The lack of interest from other nations made this Olympic Games an abysmal failure. Only twelve countries were represented at this Olympiad. The overwhelming majority of participants represented the USA – some were not even citizens of the USA at the time. Decades later some nations still dispute the nationality of ‘US’ medallists.
To avoid the Games being seen as the dismal failure that it was, organisers of the Exposition recruited some of the participants of the Exposition to enter the Olympic Games. This was how Taunyane and Mashiane became the first Africans to complete an Olympic Games Marathon race.
It should also be noted that the conditions – searing heat – could not have been much more unsuitable for a Marathon. That was one of many things that the organisers got wrong.
The first to cross the finish line was a prankster disqualified for cheating – he had been given a lift for much of the race. Originally banned for life, Frederick Lorz, had his ban reduced after claiming ‘temporary insanity.’
The eventual winner, the British-born Thomas Hicks, had been ‘assisted’ with two doses of strychnine washed down with brandy because he was suffering in the race. It was clearly performance-enhancing drugs – not banned then but strychnine is now.
The conditions were appalling. Eighteen of the 32 starters failed to finish. One was disqualified and the winner should have been as well.
This Marathon almost ended the race in the Olympic Games – it had only been introduced in 1896 to give a historical link to the Ancient Greeks. The highlight of the first Modern Olympic Games was the only Greek victory in the athletics – Spyridon Louis[1] in the Marathon. It made him a national hero.
Controversy over this Marathon did not end there. The black South Africans, Taunyane and Mashiane were recruited for the Olympic Games as a result of the scandalous Anthropology Days in the Louisiana Purchase Exposition. They happened to be in St Louis for the Exposition’s Boer War Exhibition.

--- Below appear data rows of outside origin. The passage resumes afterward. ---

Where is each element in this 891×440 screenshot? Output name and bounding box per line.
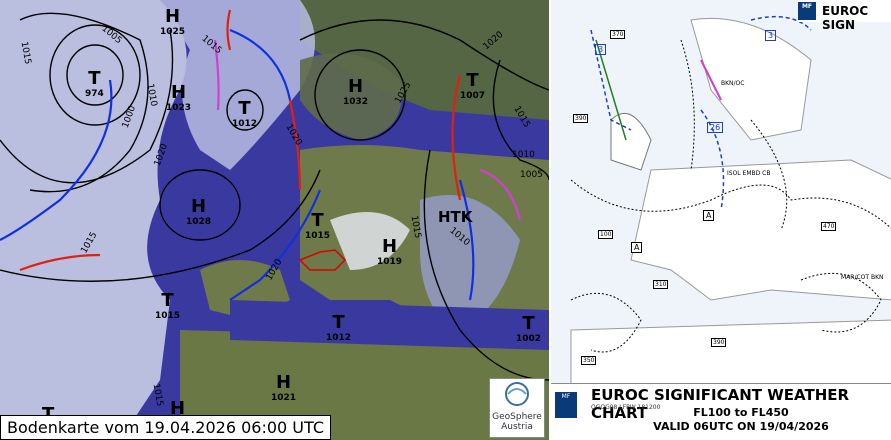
- cold-fronts: [0, 28, 475, 301]
- surface-analysis-map: T 974 H 1025 H 1023 T 1012 H 1032 T 1007…: [0, 0, 549, 440]
- africa-land: [570, 319, 891, 385]
- pressure-letter: T: [238, 98, 251, 119]
- europe-land: [630, 159, 891, 301]
- pressure-center-low-1012: T 1012: [232, 98, 257, 129]
- header-title: EUROC SIGN: [822, 4, 869, 32]
- pressure-letter: T: [332, 312, 345, 333]
- pressure-center-high-south: H: [170, 398, 185, 419]
- pressure-center-low-1012-italy: T 1012: [326, 312, 351, 343]
- box-label: 310: [653, 280, 669, 289]
- pressure-value: 1028: [186, 217, 212, 227]
- pressure-letter: T: [522, 313, 535, 334]
- sigwx-canvas: [551, 0, 891, 385]
- scandinavian-high-area: [300, 53, 402, 141]
- footer-levels: FL100 to FL450: [693, 406, 789, 419]
- pressure-center-high-1032: H 1032: [343, 76, 368, 107]
- pressure-center-htk: HTK: [438, 208, 472, 226]
- occlusions: [213, 39, 522, 221]
- jet-number: 3: [765, 30, 777, 41]
- turbulence-areas: [570, 39, 891, 353]
- eastern-cloud: [420, 195, 520, 330]
- box-label: 470: [821, 222, 837, 231]
- pressure-letter: H: [381, 236, 398, 257]
- meteofrance-footer-logo: MF: [555, 392, 577, 418]
- geosphere-logo-icon: [505, 382, 529, 406]
- pressure-center-low-1002: T 1002: [516, 313, 541, 344]
- area-label: A: [631, 242, 643, 253]
- pressure-value: 1012: [232, 119, 258, 129]
- warm-fronts: [19, 9, 462, 272]
- pressure-value: 1023: [166, 103, 192, 113]
- box-label: 350: [581, 356, 597, 365]
- pressure-center-high-1019: H 1019: [377, 236, 402, 267]
- pressure-letter: T: [466, 70, 479, 91]
- map-caption: Bodenkarte vom 19.04.2026 06:00 UTC: [0, 415, 332, 440]
- scandinavia: [300, 0, 549, 120]
- footer-code: QGOG98 LFPW 181200: [591, 404, 661, 411]
- pressure-letter: H: [275, 372, 292, 393]
- pressure-value: 974: [85, 89, 104, 99]
- sigwx-header: MF EUROC SIGN: [798, 0, 891, 32]
- british-isles: [610, 112, 652, 171]
- atlantic-cloud-band: [0, 0, 187, 440]
- logo-label-1: GeoSphere: [492, 412, 542, 422]
- box-label: 100: [598, 230, 614, 239]
- pressure-value: 1007: [460, 91, 486, 101]
- mediterranean-sea: [230, 300, 549, 350]
- pressure-letter: T: [88, 68, 101, 89]
- footer-title: EUROC SIGNIFICANT WEATHER CHART: [591, 386, 850, 422]
- north-africa: [180, 330, 549, 440]
- geosphere-logo: GeoSphere Austria: [489, 378, 545, 438]
- pressure-letter: H: [347, 76, 364, 97]
- area-label: ISOL EMBD CB: [727, 170, 771, 177]
- jet-areas: [590, 15, 812, 211]
- jet-number: 3: [595, 44, 607, 55]
- isobars: [0, 12, 549, 381]
- pressure-letter: H: [170, 82, 187, 103]
- area-label: A: [703, 210, 715, 221]
- box-label: 390: [711, 338, 727, 347]
- sigwx-footer: MF EUROC SIGNIFICANT WEATHER CHART QGOG9…: [551, 383, 891, 440]
- box-label: 390: [573, 114, 589, 123]
- pressure-value: 1015: [155, 311, 181, 321]
- pressure-center-low-1015: T 1015: [305, 210, 330, 241]
- northern-cloud: [160, 0, 315, 170]
- pressure-center-high-1021: H 1021: [271, 372, 296, 403]
- isobar-label: 1005: [520, 170, 543, 180]
- austria-outline: [298, 249, 347, 271]
- pink-front: [700, 59, 722, 101]
- pressure-letter: H: [190, 196, 207, 217]
- box-label: 370: [610, 30, 626, 39]
- pressure-center-low-1015-west: T 1015: [155, 290, 180, 321]
- meteofrance-logo: MF: [798, 2, 816, 20]
- pressure-value: 1019: [377, 257, 403, 267]
- area-label: BKN/OC: [721, 80, 745, 87]
- pressure-center-high-1028: H 1028: [186, 196, 211, 227]
- pressure-value: 1025: [160, 27, 186, 37]
- pressure-value: 1002: [516, 334, 542, 344]
- pressure-value: 1015: [305, 231, 331, 241]
- pressure-center-low-1007: T 1007: [460, 70, 485, 101]
- pressure-value: 1012: [326, 333, 352, 343]
- alpine-cloud: [330, 212, 410, 270]
- pressure-letter: HTK: [438, 208, 473, 226]
- footer-valid: VALID 06UTC ON 19/04/2026: [653, 420, 829, 433]
- jet-number: 26: [707, 122, 724, 133]
- pressure-letter: H: [170, 398, 186, 419]
- pressure-letter: T: [161, 290, 174, 311]
- logo-label-2: Austria: [501, 422, 533, 432]
- scandinavia-land: [690, 17, 812, 141]
- pressure-letter: H: [164, 6, 181, 27]
- pressure-center-high-1023: H 1023: [166, 82, 191, 113]
- pressure-center-low-974: T 974: [85, 68, 104, 99]
- pressure-value: 1021: [271, 393, 297, 403]
- surface-map-canvas: [0, 0, 549, 440]
- area-label: MAR/COT BKN: [841, 274, 884, 281]
- pressure-value: 1032: [343, 97, 369, 107]
- green-jet-line: [595, 39, 627, 141]
- pressure-letter: T: [311, 210, 324, 231]
- sigwx-chart: MF EUROC SIGN 370 390 100 350 310 390 47…: [549, 0, 891, 440]
- pressure-center-high-1025: H 1025: [160, 6, 185, 37]
- isobar-label: 1010: [512, 150, 535, 160]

It should not be forgotten that both of them were subjected to racism so abhorrent that members of St Louis’ black community – no strangers to experiencing despicable racism themselves – were outraged by the conditions they found the black South Africans subjected to at Exposition.
They helped the black South Africans escape and assisted them with accommodation and more!
These Olympic Games were segregated as well – one of the reasons black community leaders called for a boycott.
Baseball was a Demonstration Sport at St Louis’ Olympic Games. Even before St Louis’ Olympic Games baseball was segregated. Its colour bar was disgraceful as virulent racists like Cap Anson are in baseball’s Hall of Fame. At the very least, Anson deserves an asterisk for his role in baseball’s colour bar.
The sport had an established and despicable colour bar and segregated leagues long before other sports and countries. Baseball’s colour bar was broken by Jackie Robinson in 1947.
How was this normal sport? How was a society that utilised the racism of Jim Crow lynching anything but grossly abnormal?
St Louis’ Exposition organisers were instrumental in bullying their way into hosting that Olympiad. They exhibited gross racism in and out of the Games. Consequently, the racism demonstrated in the Exposition was part and parcel of racism at the Olympics too.
Sport in the USA was abhorrent too. Why isn’t this mentioned?
[1] After the Olympic victory Louis became a farmer and later a policeman. In 1926 he was arrested for forgery. He was acquitted after spending a year in jail awaiting trial. Ten years after his arrest he was the Guest of Honour at Berlin’s Olympic Games. After the Opening Ceremony – he carried Greece’s flag – he was received by Adolf Hitler. He gave the Nazi dictator – the symbol of peace – an olive branch from Olympia. He died in 1940 just over seven months before the Italian invasion of Greece.